Portland State University’s campus newspaper, The Vanguard, has fired an editor following his coverage of an interfaith conference. The paper accused journalist Andy Ngo of endangering a student’s life after he tweeted out a video of the panel, which featured the Muslim student saying that apostasy and atheism must be punishable by death.
Writing for National Review, the former multimedia editor of the campus paper explained how he was fired for unofficially covering the event, which included speakers from Muslim, Hindu, Jewish, Christian and atheist backgrounds.
The unnamed Muslim student speaker took a question from the audience, who asked him if the religion permitted killing atheists and apostates for their religious views. The panelist responded in the affirmative, stating that under “Quranic law,” being a non-believer is considered criminal in countries that impose it.
He added: “So in that case, you are given the liberty to leave the country. I am not going to sugarcoat it. So if you go to a different country…but in a Muslim country, a country based on Quranic law, disbelieving or being an infidel, is not allowed, so you will be given the choice.”
In other words, apostates and atheists can either choose to leave or suffer the consequences where such strict interpretations of the law are imposed.
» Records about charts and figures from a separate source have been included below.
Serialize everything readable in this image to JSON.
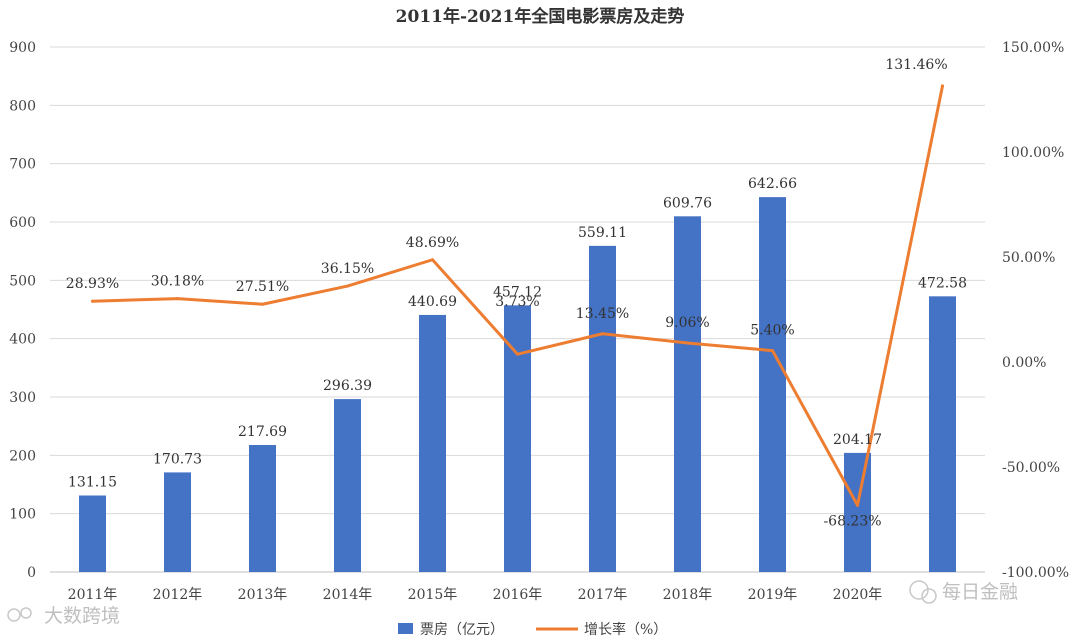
{
  "chart_data": {
    "type": "bar",
    "title": "2011年-2021年全国电影票房及走势",
    "categories": [
      "2011年",
      "2012年",
      "2013年",
      "2014年",
      "2015年",
      "2016年",
      "2017年",
      "2018年",
      "2019年",
      "2020年",
      ""
    ],
    "series": [
      {
        "name": "票房（亿元）",
        "type": "bar",
        "axis": "left",
        "color": "#4472c4",
        "values": [
          131.15,
          170.73,
          217.69,
          296.39,
          440.69,
          457.12,
          559.11,
          609.76,
          642.66,
          204.17,
          472.58
        ],
        "labels": [
          "131.15",
          "170.73",
          "217.69",
          "296.39",
          "440.69",
          "457.12",
          "559.11",
          "609.76",
          "642.66",
          "204.17",
          "472.58"
        ]
      },
      {
        "name": "增长率（%）",
        "type": "line",
        "axis": "right",
        "color": "#ed7d31",
        "values": [
          28.93,
          30.18,
          27.51,
          36.15,
          48.69,
          3.73,
          13.45,
          9.06,
          5.4,
          -68.23,
          131.46
        ],
        "labels": [
          "28.93%",
          "30.18%",
          "27.51%",
          "36.15%",
          "48.69%",
          "3.73%",
          "13.45%",
          "9.06%",
          "5.40%",
          "-68.23%",
          "131.46%"
        ]
      }
    ],
    "y_left": {
      "range": [
        0,
        900
      ],
      "ticks": [
        "0",
        "100",
        "200",
        "300",
        "400",
        "500",
        "600",
        "700",
        "800",
        "900"
      ]
    },
    "y_right": {
      "range": [
        -100,
        150
      ],
      "ticks": [
        "-100.00%",
        "-50.00%",
        "0.00%",
        "50.00%",
        "100.00%",
        "150.00%"
      ]
    },
    "grid": true,
    "legend_position": "bottom"
  },
  "watermarks": {
    "bottom_left": "大数跨境",
    "bottom_right": "每日金融"
  },
  "colors": {
    "gridline": "#d9d9d9",
    "axis_line": "#bfbfbf"
  }
}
— Andy C. Ngo (@MrAndyNgo) April 27, 2017
Ngo posted an extended clip of the exchange shortly after, to provide full context for the discussion. Regardless, The Vanguard claims the video is being shared “widely out of context.”
Describing it as a “misunderstanding gone viral,” the campus paper repudiated Ngo for sharing the video and blamed his tweets for becoming a topic of discussion on “right-leaning media outlets.” Breitbart published coverage of the event with Ngo’s tweets several days before The Vanguard covered it, apparently as a response to the dust it kicked up.
The Vanguard says that the Muslim student “had a feeling he may have misspoke,” and that he was now “concerned for his safety and for how the misinterpretation and misrepresentation could affect his family and community.”
Benjamin Ramey, a secular humanist who represented the Freethinkers of PSU at the panel, disagrees with The Vanguard’s assessment.
“As one of the panelists present at this event I would like to say that this speech is not taken out of context,” Ramey said on Twitter.
PSU Assistant Professor of Philosophy Peter Boghossian weighed in on the conversation and said: ““The same people who want to punch ‘Nazis’ are completely silent when it comes to certain people advocating mass murder.”
In National Review, Ngo says that The Vanguard editor-in-chief Colleen Leary called him into a meeting with managing editor Tim Sullivan, and newspaper advisor Reaz Mahmood. The team admonished him for sharing the unedited video clip on social media.
Despite never sharing the Muslim panelist’s name, he was fired for supposedly “endangering” the student’s life with a report that inconvenienced the student paper. Ngo writes:
My editor [Leary], whom I deeply respected at the time, called me “predatory” and “reckless,” telling me I had put the life and well-being of the Muslim student and his family at risk. She said that my tweets implied the student advocated the killing of atheists. Another person [Mahmood] in the meeting said I should have taken into account the plight of victimized groups in the “current political climate.” The editor claimed I had “violated the paper’s ethical standards” by not “minimizing harm” toward the speaker.
The Vanguard’s coverage of the event and the ensuing fallout states that the paper is “committed to minimizing harm,” and abiding by the Society of Professional Journalists’ Code of Ethics, as if Ngo had personally violated them by sharing unedited footage of the panel exchange. It calls the event’s coverage on “markedly biased media outlets” a “type of dangerous misrepresentation.”
Ironically, The Vanguard’s efforts to censure Ngo to preserve a narrative is precisely everything the SPJ’s Code of Ethics is designed to safeguard against.
I asked Andy Ngo what he thought whether Mahmood intended for him to censor himself with the comment on taking the plight of victimized groups “in the current political climate” into account. Ngo says:
“As you know, those who work in media never use the word ‘censor’ even if that is what they mean in practice. The media adviser said I should have known better than to share the video of the Muslim panelist since I attended a mandatory training session on social justice in the media.
At the training, we were taught to always consider which groups of people are ‘privileged’ and which are ‘oppressed’ in our work as leaders of student media. Non-Christians were defined as targets of oppression.
I transgressed by treating the Muslim panelist the same way I’ve treated others in my multimedia tweets.”
Given the outcome of Ngo’s coverage of the panel, I asked him what he thought of the enforcement of “acceptable narratives” in the media, and its effects on journalism.
“The perpetuation of ‘acceptable narratives’ in journalism weakens media as a whole,” Ngo says. “It is a media sickness that affects all political slants and biases. It gives too much power to the few decision-makers at the top to determine what truths people can or should know.”
“It’s no secret that the American public are highly distrustful of news media,” he added. “An unfortunate outcome is that many are turning to only social media instead, where disinformation runs rampant. It’s time we start valuing truth and accuracy over ideology and narrative.”